Crucially, the outputs of deceptive, sycophantic and genuinely helpful AIs could appear identical to human evaluators, obsoleting the feedback they are able to provide. 

#4 Obtaining high-quality human feedback is hard

One pedestrian reason why RLHF falls short of being a failsafe alignment method is that collecting human-quality human feedback at scale is challenging. Biases and inaccuracies might creep into a reward model’s training data, whether through evaluator sets that are demographically unrepresentative of the general population, human error due to lack of care and attention, or even individual actors maliciously attempting to poison data sets.

At current capability levels, imperfect or unrepresentative human feedback can contribute to smaller-scale harms such as misinformation and bias (RLHF has been shown to exacerbate political bias in language models, for example). But as AI models become more powerful and able to make increasingly high-stakes decisions in the real world, we can expect the magnitude of these harms to grow.

#5 Outputs may become too complicated for humans to evaluate

The effectiveness of RLHF depends on human annotators' ability to accurately evaluate the behaviour of AI models. However, as AI systems surpass our cognitive abilities, their actions are likely to become increasingly difficult for annotators to understand. It may become extremely challenging, and eventually impossible, for humans to provide useful feedback on an AI’s outputs.

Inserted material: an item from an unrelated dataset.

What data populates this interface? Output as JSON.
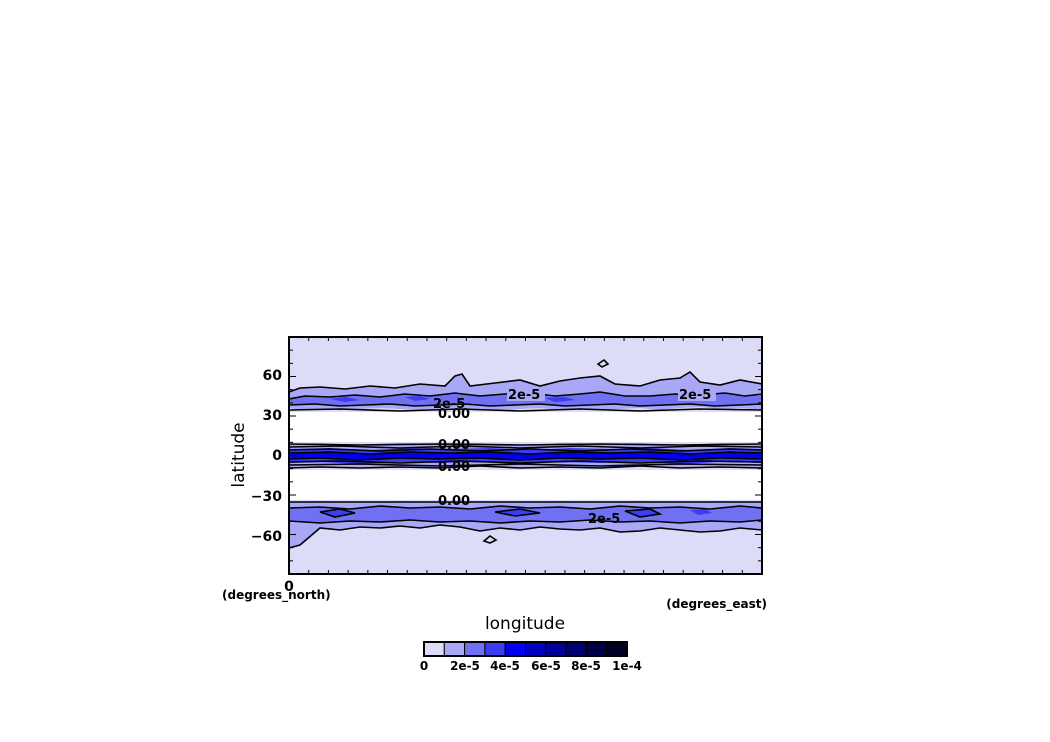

Various approaches under the umbrella of ‘scalable oversight’ have been suggested to address this. However, it remains uncertain whether any known techniques will be sufficient.

#6 RLHF does not prevent AI models from being jailbroken

Though RHLF is intended to ensure that models refuse to answer harmful or dangerous queries, researchers frequently discover jailbreaks - prompts that allow users to bypass safety restrictions and generate unsafe outputs. For example, one user managed to coax Discord’s chatbot Clyde, which was created by integrating OpenAI’s ChatGPT, into providing a recipe for napalm with a creative prompt about a bedtime story their grandmother would read them as a child.

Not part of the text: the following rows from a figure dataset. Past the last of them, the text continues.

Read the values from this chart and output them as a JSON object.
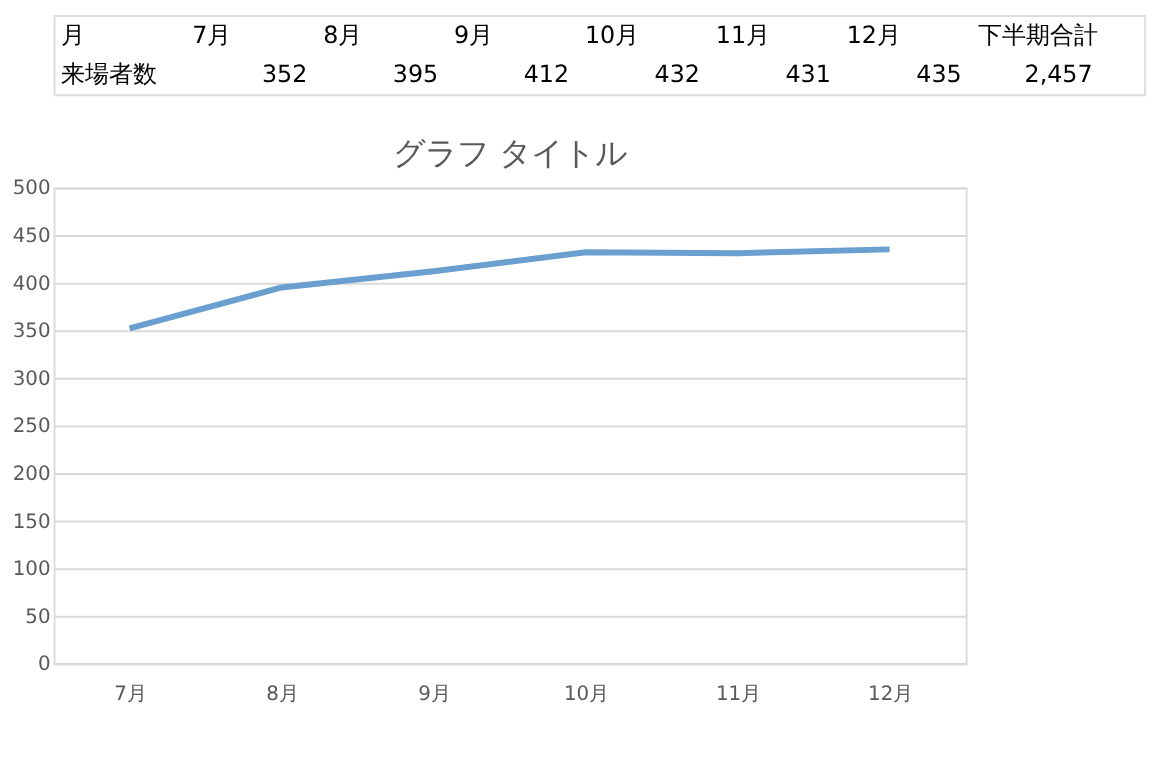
{
  "chart_data": {
    "type": "line",
    "title": "グラフ タイトル",
    "categories": [
      "7月",
      "8月",
      "9月",
      "10月",
      "11月",
      "12月"
    ],
    "series": [
      {
        "color": "#6a9fcf",
        "values": [
          352,
          395,
          412,
          432,
          431,
          435
        ]
      }
    ],
    "ylim": [
      0,
      500
    ],
    "yticks": [
      0,
      50,
      100,
      150,
      200,
      250,
      300,
      350,
      400,
      450,
      500
    ],
    "grid": "y",
    "marker": "none",
    "line_style": "solid",
    "annotations": [
      "月",
      "来場者数",
      "352",
      "395",
      "412",
      "432",
      "431",
      "435",
      "下半期合計",
      "2,457"
    ]
  }
}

Not only is jailbreaking a potentially dangerous phenomenon in itself, but it also demonstrates the superficiality of RLHF as a safety approach. That AI models trained with RLHF can be easily jailbroken is evidence that their commitment to preventing harm is not particularly robust.

#7 RLHF tuning is easy to remove from open-source models

Many AI companies are open-sourcing large models. This means that a model’s code and architecture are made publicly available, making it easier for individuals to circumvent safety features or remove them all together. One team of researchers managed to undo the safety fine-tuning of Llama 2-Chat, a collection of language models open-sourced by Meta, for less than $200. A subsequent alignment course project achieved the same for $0, and in just 30 minutes.

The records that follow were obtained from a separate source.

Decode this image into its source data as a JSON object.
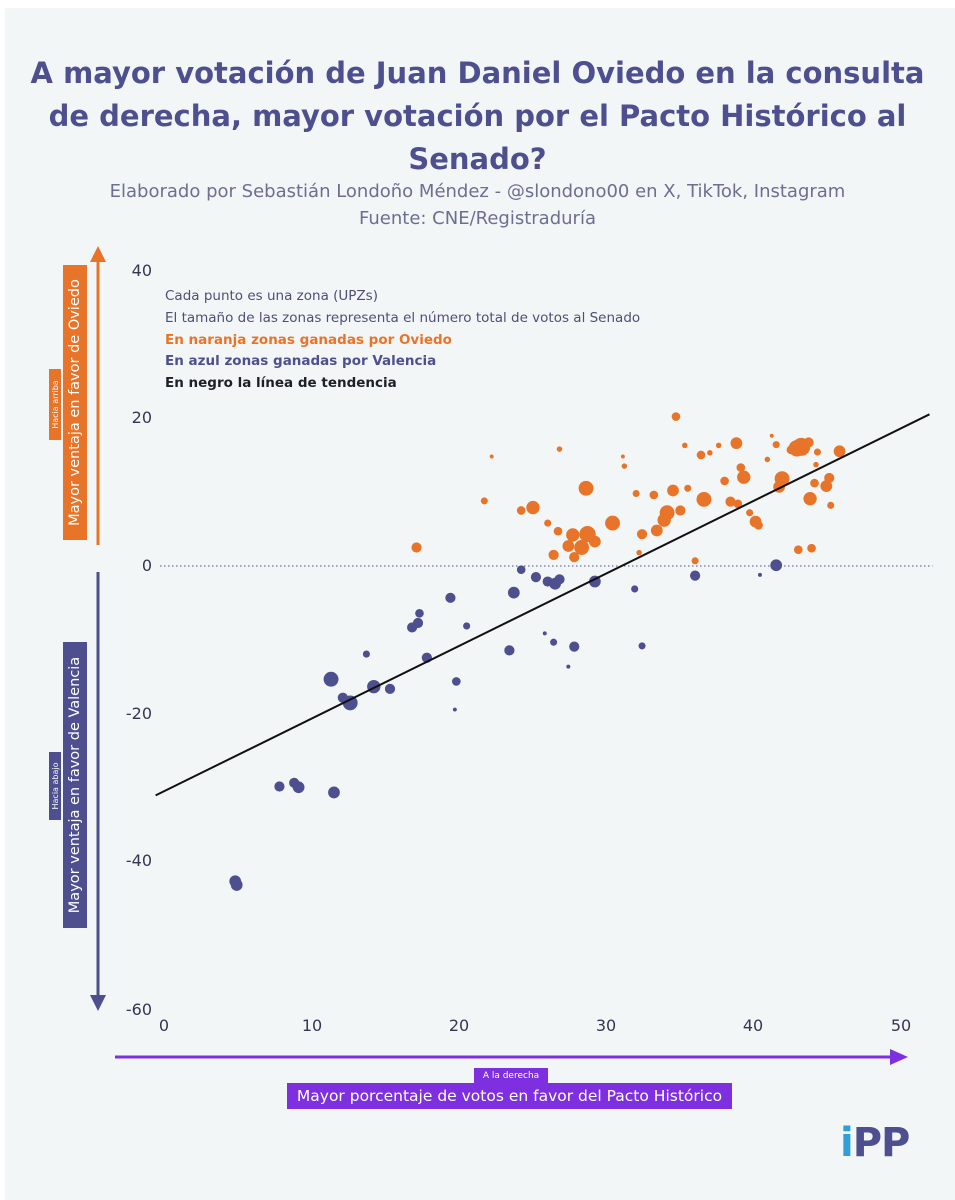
{
  "title": "A mayor votación de Juan Daniel Oviedo en la consulta de derecha, mayor votación por el Pacto Histórico al Senado?",
  "subtitle_line1": "Elaborado por Sebastián Londoño Méndez - @slondono00 en X, TikTok, Instagram",
  "subtitle_line2": "Fuente: CNE/Registraduría",
  "notes": {
    "line1": "Cada punto es una zona (UPZs)",
    "line2": "El tamaño de las zonas representa el número total de votos al Senado",
    "line3": "En naranja zonas ganadas por Oviedo",
    "line4": "En azul zonas ganadas por Valencia",
    "line5": "En negro la línea de tendencia"
  },
  "axis_labels": {
    "up_small": "Hacia arriba",
    "up_big": "Mayor ventaja en favor de Oviedo",
    "down_small": "Hacia abajo",
    "down_big": "Mayor ventaja en favor de Valencia",
    "right_small": "A la derecha",
    "right_big": "Mayor porcentaje de votos en favor del Pacto Histórico"
  },
  "logo": {
    "i": "i",
    "rest": "PP"
  },
  "colors": {
    "oviedo": "#e8742a",
    "valencia": "#4d4f8f",
    "trend": "#111111",
    "x_arrow": "#7e2fe0"
  },
  "chart_data": {
    "type": "scatter",
    "xlabel": "Mayor porcentaje de votos en favor del Pacto Histórico",
    "ylabel": "Mayor ventaja en favor de Oviedo / Mayor ventaja en favor de Valencia",
    "xlim": [
      0,
      52
    ],
    "ylim": [
      -60,
      40
    ],
    "xticks": [
      0,
      10,
      20,
      30,
      40,
      50
    ],
    "yticks": [
      40,
      20,
      0,
      -20,
      -40,
      -60
    ],
    "reference_line_y": 0,
    "trend_line": {
      "x": [
        -0.5,
        52
      ],
      "y": [
        -31,
        20.5
      ]
    },
    "series": [
      {
        "name": "En naranja zonas ganadas por Oviedo",
        "points": [
          {
            "x": 17.2,
            "y": 2.5,
            "s": 5
          },
          {
            "x": 21.8,
            "y": 8.8,
            "s": 3
          },
          {
            "x": 22.3,
            "y": 14.8,
            "s": 1
          },
          {
            "x": 24.3,
            "y": 7.5,
            "s": 4
          },
          {
            "x": 25.1,
            "y": 7.9,
            "s": 7
          },
          {
            "x": 26.1,
            "y": 5.8,
            "s": 3
          },
          {
            "x": 26.5,
            "y": 1.5,
            "s": 5
          },
          {
            "x": 26.8,
            "y": 4.7,
            "s": 4
          },
          {
            "x": 26.9,
            "y": 15.8,
            "s": 2
          },
          {
            "x": 27.5,
            "y": 2.7,
            "s": 6
          },
          {
            "x": 27.8,
            "y": 4.2,
            "s": 7
          },
          {
            "x": 27.9,
            "y": 1.2,
            "s": 5
          },
          {
            "x": 28.4,
            "y": 2.5,
            "s": 8
          },
          {
            "x": 28.7,
            "y": 10.5,
            "s": 8
          },
          {
            "x": 28.8,
            "y": 4.3,
            "s": 9
          },
          {
            "x": 29.3,
            "y": 3.3,
            "s": 6
          },
          {
            "x": 30.5,
            "y": 5.8,
            "s": 8
          },
          {
            "x": 31.2,
            "y": 14.8,
            "s": 1
          },
          {
            "x": 31.3,
            "y": 13.5,
            "s": 2
          },
          {
            "x": 32.1,
            "y": 9.8,
            "s": 3
          },
          {
            "x": 32.3,
            "y": 1.8,
            "s": 2
          },
          {
            "x": 32.5,
            "y": 4.3,
            "s": 5
          },
          {
            "x": 33.3,
            "y": 9.6,
            "s": 4
          },
          {
            "x": 33.5,
            "y": 4.8,
            "s": 6
          },
          {
            "x": 34.0,
            "y": 6.2,
            "s": 7
          },
          {
            "x": 34.2,
            "y": 7.2,
            "s": 8
          },
          {
            "x": 34.6,
            "y": 10.2,
            "s": 6
          },
          {
            "x": 34.8,
            "y": 20.2,
            "s": 4
          },
          {
            "x": 35.1,
            "y": 7.5,
            "s": 5
          },
          {
            "x": 35.4,
            "y": 16.3,
            "s": 2
          },
          {
            "x": 35.6,
            "y": 10.5,
            "s": 3
          },
          {
            "x": 36.1,
            "y": 0.7,
            "s": 3
          },
          {
            "x": 36.5,
            "y": 15.0,
            "s": 4
          },
          {
            "x": 36.7,
            "y": 9.0,
            "s": 8
          },
          {
            "x": 37.1,
            "y": 15.3,
            "s": 2
          },
          {
            "x": 37.7,
            "y": 16.3,
            "s": 2
          },
          {
            "x": 38.1,
            "y": 11.5,
            "s": 4
          },
          {
            "x": 38.5,
            "y": 8.7,
            "s": 5
          },
          {
            "x": 38.9,
            "y": 16.6,
            "s": 6
          },
          {
            "x": 39.0,
            "y": 8.4,
            "s": 4
          },
          {
            "x": 39.2,
            "y": 13.3,
            "s": 4
          },
          {
            "x": 39.4,
            "y": 12.0,
            "s": 7
          },
          {
            "x": 39.8,
            "y": 7.2,
            "s": 3
          },
          {
            "x": 40.2,
            "y": 6.0,
            "s": 6
          },
          {
            "x": 40.4,
            "y": 5.5,
            "s": 4
          },
          {
            "x": 41.0,
            "y": 14.4,
            "s": 2
          },
          {
            "x": 41.3,
            "y": 17.6,
            "s": 1
          },
          {
            "x": 41.6,
            "y": 16.4,
            "s": 3
          },
          {
            "x": 41.8,
            "y": 10.7,
            "s": 6
          },
          {
            "x": 42.0,
            "y": 11.8,
            "s": 8
          },
          {
            "x": 42.6,
            "y": 15.7,
            "s": 4
          },
          {
            "x": 43.0,
            "y": 15.9,
            "s": 9
          },
          {
            "x": 43.3,
            "y": 16.1,
            "s": 10
          },
          {
            "x": 43.1,
            "y": 2.2,
            "s": 4
          },
          {
            "x": 43.8,
            "y": 16.7,
            "s": 5
          },
          {
            "x": 43.9,
            "y": 9.1,
            "s": 7
          },
          {
            "x": 44.0,
            "y": 2.4,
            "s": 4
          },
          {
            "x": 44.2,
            "y": 11.2,
            "s": 4
          },
          {
            "x": 44.3,
            "y": 13.7,
            "s": 2
          },
          {
            "x": 44.4,
            "y": 15.4,
            "s": 3
          },
          {
            "x": 45.0,
            "y": 10.8,
            "s": 6
          },
          {
            "x": 45.2,
            "y": 11.9,
            "s": 5
          },
          {
            "x": 45.3,
            "y": 8.2,
            "s": 3
          },
          {
            "x": 45.9,
            "y": 15.5,
            "s": 6
          }
        ]
      },
      {
        "name": "En azul zonas ganadas por Valencia",
        "points": [
          {
            "x": 4.9,
            "y": -42.6,
            "s": 6
          },
          {
            "x": 5.0,
            "y": -43.1,
            "s": 6
          },
          {
            "x": 7.9,
            "y": -29.8,
            "s": 5
          },
          {
            "x": 8.9,
            "y": -29.3,
            "s": 5
          },
          {
            "x": 9.2,
            "y": -29.9,
            "s": 6
          },
          {
            "x": 11.4,
            "y": -15.3,
            "s": 8
          },
          {
            "x": 11.6,
            "y": -30.6,
            "s": 6
          },
          {
            "x": 12.2,
            "y": -17.8,
            "s": 5
          },
          {
            "x": 12.7,
            "y": -18.5,
            "s": 8
          },
          {
            "x": 13.8,
            "y": -11.9,
            "s": 3
          },
          {
            "x": 14.3,
            "y": -16.3,
            "s": 7
          },
          {
            "x": 15.4,
            "y": -16.6,
            "s": 5
          },
          {
            "x": 16.9,
            "y": -8.3,
            "s": 5
          },
          {
            "x": 17.3,
            "y": -7.7,
            "s": 5
          },
          {
            "x": 17.4,
            "y": -6.4,
            "s": 4
          },
          {
            "x": 17.9,
            "y": -12.4,
            "s": 5
          },
          {
            "x": 19.5,
            "y": -4.3,
            "s": 5
          },
          {
            "x": 19.8,
            "y": -19.4,
            "s": 1
          },
          {
            "x": 19.9,
            "y": -15.6,
            "s": 4
          },
          {
            "x": 20.6,
            "y": -8.1,
            "s": 3
          },
          {
            "x": 23.5,
            "y": -11.4,
            "s": 5
          },
          {
            "x": 23.8,
            "y": -3.6,
            "s": 6
          },
          {
            "x": 24.3,
            "y": -0.5,
            "s": 4
          },
          {
            "x": 25.3,
            "y": -1.5,
            "s": 5
          },
          {
            "x": 25.9,
            "y": -9.1,
            "s": 1
          },
          {
            "x": 26.1,
            "y": -2.1,
            "s": 5
          },
          {
            "x": 26.5,
            "y": -10.3,
            "s": 3
          },
          {
            "x": 26.6,
            "y": -2.4,
            "s": 6
          },
          {
            "x": 26.9,
            "y": -1.8,
            "s": 5
          },
          {
            "x": 27.5,
            "y": -13.6,
            "s": 1
          },
          {
            "x": 27.9,
            "y": -10.9,
            "s": 5
          },
          {
            "x": 29.3,
            "y": -2.1,
            "s": 6
          },
          {
            "x": 32.0,
            "y": -3.1,
            "s": 3
          },
          {
            "x": 32.5,
            "y": -10.8,
            "s": 3
          },
          {
            "x": 36.1,
            "y": -1.3,
            "s": 5
          },
          {
            "x": 40.5,
            "y": -1.2,
            "s": 1
          },
          {
            "x": 41.6,
            "y": 0.1,
            "s": 6
          }
        ]
      }
    ]
  }
}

Fortunately, Llama 2-Chat and similarly sized models are not particularly helpful in enabling bad actors to cause large-scale harm (they cannot output more useful information on bioweapons design than is already available online, for example). But as AI systems become more capable, they might become skilled at helping amateurs to parse complex scientific literature that would help them produce biological or chemical weapons, or even at generating recipes for novel ones.

If ever-larger models continue to be open-sourced without adequate safeguards, what protection against harmful outputs is provided by RLHF will quickly be rendered obsolete.

RHLF has been useful in increasing the helpfulness and safety of current models. However, the above points demonstrate that it is insufficient to address key AI alignment concerns, and in some cases even exacerbates them. Fundamental breakthroughs will likely be needed to develop safety techniques that scale to smarter-than-human AI systems.